I am going to finish something I started 20 years ago, refinish an old USA Peavey  When I was in high school in the 90's I purchased my first guitar, a USA Peavey Predator ... loved that guitar but hated the finish. After playing it for a few years and upgrading the pickups to SD 1/4 pounders I decided to change the colour. I striped off all the hardware and started to peel the paint off with what little resources I had a the time, which was not much. Before I could finish the guitar we had to move, the guitar never made the trip ... left behind or thrown out. I couldn't afford to buy another guitar at the time so I went a few years without...

20 years later I see this on kijiji, I know its not a predator but it brought me back in time a bit.








I am told it is a 1987 Patriot. This guitar may have the strat look and comfort but is actually Gibson scale length. Which was a bonus for me as it will be nice to have a cheap easy to play guitar around if one of my 3 kids decide to take up playing (which I hope they all do). 

Played it for about 30 min then ripped it apart to start the process. Who needs expensive shielding tape when you have tinfoil and a staple-gun? LOL If you look close there is actually a swastika keyed into the foil ... yikes. 

















I didnt know schaller made pickups ... 








Started to remove the finish tonight too, about 20 min was all it took to expose most of the back. Lots of work to do but it will be fun to actually finish this one.


----------



## bigboki (Apr 16, 2015)

Nice work!!!
How did you remove the finish? 
thank you in advance
yours Bojan


----------



## vokey design (Oct 24, 2006)

I am using a heat gun and a scraper, comes right off. The only tricky part will be cleaning the cavities out.

Josh.


----------



## Gimper (Jan 14, 2016)

So, was the tinfoil actually doing anything? I've seen shielding in copper tape... but never tinfoil. 

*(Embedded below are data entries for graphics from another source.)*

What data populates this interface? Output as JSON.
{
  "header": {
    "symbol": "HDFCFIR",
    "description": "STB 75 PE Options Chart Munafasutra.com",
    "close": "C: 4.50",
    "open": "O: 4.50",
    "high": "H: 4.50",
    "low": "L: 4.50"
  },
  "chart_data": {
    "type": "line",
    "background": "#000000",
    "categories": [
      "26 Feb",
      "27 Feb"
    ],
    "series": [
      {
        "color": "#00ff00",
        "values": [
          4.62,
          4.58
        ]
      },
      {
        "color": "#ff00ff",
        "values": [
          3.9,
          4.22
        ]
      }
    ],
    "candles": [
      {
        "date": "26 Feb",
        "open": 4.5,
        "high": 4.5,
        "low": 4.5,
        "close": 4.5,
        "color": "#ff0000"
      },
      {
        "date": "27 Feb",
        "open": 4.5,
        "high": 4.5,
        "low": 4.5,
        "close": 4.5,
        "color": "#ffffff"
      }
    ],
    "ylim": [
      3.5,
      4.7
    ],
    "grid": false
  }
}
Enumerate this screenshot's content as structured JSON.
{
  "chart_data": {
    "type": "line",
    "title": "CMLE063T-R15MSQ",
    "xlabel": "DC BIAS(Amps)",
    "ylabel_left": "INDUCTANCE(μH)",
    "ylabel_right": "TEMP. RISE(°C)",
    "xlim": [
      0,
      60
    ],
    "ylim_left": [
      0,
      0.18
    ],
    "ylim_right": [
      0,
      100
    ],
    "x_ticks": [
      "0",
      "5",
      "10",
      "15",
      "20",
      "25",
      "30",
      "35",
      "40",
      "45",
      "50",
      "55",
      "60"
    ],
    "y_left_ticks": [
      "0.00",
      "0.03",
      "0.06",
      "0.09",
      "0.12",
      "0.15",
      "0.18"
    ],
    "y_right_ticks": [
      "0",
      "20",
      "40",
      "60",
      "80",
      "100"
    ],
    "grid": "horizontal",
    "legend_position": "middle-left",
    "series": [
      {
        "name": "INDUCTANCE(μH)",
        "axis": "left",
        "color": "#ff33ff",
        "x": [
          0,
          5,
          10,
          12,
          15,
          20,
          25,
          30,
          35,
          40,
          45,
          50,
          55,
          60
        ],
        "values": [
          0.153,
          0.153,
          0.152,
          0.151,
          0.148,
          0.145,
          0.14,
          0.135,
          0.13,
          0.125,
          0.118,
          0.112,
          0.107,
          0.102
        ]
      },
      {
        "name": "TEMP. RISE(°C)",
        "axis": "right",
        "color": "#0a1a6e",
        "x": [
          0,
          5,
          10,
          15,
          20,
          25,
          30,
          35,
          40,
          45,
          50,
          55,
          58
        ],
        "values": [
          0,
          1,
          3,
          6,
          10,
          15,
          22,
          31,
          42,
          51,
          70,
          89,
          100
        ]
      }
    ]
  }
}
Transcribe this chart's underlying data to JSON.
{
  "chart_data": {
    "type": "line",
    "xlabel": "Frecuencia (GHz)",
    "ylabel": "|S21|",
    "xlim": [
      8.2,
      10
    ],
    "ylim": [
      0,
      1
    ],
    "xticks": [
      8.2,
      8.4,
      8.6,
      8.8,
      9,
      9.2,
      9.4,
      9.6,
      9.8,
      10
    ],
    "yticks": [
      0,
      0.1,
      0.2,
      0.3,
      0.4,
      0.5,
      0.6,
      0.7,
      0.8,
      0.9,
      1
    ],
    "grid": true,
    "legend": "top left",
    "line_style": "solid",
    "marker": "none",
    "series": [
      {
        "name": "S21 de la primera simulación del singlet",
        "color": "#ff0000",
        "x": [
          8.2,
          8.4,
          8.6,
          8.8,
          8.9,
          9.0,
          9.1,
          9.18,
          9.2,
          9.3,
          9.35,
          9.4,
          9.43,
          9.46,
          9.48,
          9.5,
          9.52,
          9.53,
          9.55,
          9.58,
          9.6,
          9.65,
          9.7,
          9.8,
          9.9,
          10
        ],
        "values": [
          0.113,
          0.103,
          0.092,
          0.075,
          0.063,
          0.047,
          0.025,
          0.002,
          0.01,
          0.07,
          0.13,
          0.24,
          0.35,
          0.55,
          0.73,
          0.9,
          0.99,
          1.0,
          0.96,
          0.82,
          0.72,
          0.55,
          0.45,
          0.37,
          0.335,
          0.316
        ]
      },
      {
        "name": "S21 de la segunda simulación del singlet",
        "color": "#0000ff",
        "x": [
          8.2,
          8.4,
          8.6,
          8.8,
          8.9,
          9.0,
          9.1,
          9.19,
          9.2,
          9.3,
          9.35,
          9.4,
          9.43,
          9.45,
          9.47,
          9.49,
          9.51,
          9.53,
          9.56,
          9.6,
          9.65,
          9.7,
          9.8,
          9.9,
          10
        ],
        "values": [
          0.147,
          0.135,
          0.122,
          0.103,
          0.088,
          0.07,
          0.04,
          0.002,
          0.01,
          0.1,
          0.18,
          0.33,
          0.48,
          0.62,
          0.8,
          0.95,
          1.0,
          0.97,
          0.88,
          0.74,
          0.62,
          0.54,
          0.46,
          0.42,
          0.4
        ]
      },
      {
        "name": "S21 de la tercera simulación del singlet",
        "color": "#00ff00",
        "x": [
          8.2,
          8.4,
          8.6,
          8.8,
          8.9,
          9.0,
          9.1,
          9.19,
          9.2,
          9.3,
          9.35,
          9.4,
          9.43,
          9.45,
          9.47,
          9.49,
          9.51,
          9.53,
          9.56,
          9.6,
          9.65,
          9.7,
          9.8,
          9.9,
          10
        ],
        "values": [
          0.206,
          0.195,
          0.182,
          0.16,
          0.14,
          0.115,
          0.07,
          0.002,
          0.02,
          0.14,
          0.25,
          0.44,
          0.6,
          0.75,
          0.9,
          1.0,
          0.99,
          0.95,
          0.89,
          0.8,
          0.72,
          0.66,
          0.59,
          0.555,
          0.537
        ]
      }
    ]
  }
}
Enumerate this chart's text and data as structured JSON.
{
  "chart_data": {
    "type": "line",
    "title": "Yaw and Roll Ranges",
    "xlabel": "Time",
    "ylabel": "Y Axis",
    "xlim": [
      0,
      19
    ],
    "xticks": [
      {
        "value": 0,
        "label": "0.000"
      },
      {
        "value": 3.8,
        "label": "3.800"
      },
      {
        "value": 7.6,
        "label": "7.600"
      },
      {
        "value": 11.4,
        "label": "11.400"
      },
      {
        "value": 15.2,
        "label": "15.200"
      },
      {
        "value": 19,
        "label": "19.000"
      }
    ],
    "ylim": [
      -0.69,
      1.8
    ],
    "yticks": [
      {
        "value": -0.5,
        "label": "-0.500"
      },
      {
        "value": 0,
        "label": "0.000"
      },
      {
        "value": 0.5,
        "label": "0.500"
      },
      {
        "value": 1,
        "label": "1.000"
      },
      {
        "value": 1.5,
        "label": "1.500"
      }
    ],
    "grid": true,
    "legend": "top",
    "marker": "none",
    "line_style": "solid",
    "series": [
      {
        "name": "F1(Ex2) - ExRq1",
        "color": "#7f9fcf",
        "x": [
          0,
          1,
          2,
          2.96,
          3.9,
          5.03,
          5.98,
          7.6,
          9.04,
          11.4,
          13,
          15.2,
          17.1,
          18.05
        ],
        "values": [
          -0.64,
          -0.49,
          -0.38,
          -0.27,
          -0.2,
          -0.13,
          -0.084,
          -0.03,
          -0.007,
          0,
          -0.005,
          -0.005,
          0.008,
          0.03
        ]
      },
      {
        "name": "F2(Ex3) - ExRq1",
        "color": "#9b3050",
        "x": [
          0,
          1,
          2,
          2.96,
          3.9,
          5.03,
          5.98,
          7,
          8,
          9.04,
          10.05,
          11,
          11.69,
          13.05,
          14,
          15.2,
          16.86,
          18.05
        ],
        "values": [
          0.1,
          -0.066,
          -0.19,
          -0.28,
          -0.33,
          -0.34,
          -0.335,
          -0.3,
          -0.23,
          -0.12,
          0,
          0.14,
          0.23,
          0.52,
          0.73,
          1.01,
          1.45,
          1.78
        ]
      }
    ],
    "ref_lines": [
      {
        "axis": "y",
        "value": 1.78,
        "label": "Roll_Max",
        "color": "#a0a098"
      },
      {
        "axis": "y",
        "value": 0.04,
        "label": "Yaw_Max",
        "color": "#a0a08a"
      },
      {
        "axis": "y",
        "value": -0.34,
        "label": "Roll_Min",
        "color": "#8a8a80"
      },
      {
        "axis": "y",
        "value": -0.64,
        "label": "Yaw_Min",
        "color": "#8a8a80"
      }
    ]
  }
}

What's the plan for the rest of the refinish?


----------



## vokey design (Oct 24, 2006)

Still lots of sanding to do but progress is being made. Once it's all ready it will get stained black and then a satin finish. I will probably add a tone pot too.


----------



## greco (Jul 15, 2007)

vokey design said:


> I will probably add a tone pot too.


Will you have enough space in the control cavity? 
....Sorry...warped sense of humour meets ideal opportunity

Seriously....Looking great so far!


----------



## vokey design (Oct 24, 2006)

Should have enough room provided I don't go with an active pup .... and store half a dozen spare 9volts onboard.


----------



## vokey design (Oct 24, 2006)

Progress report. I was nearly finished when I found out I had won a set of sigil session pickups Off to the Ayr guitar workshop I went. Andrew was kind enough to rout another pickup slot for me. I just can't decide on the control layout. 
























This is what I started with.


----------



## Ayr Guitars (Oct 24, 2016)

You don't waste any time! Looks good - like the raw look of the direct mounted humbucker.


----------



## GUInessTARS (Dec 28, 2007)

I agree. Pickups direct to the body,
nice looking guitar.


----------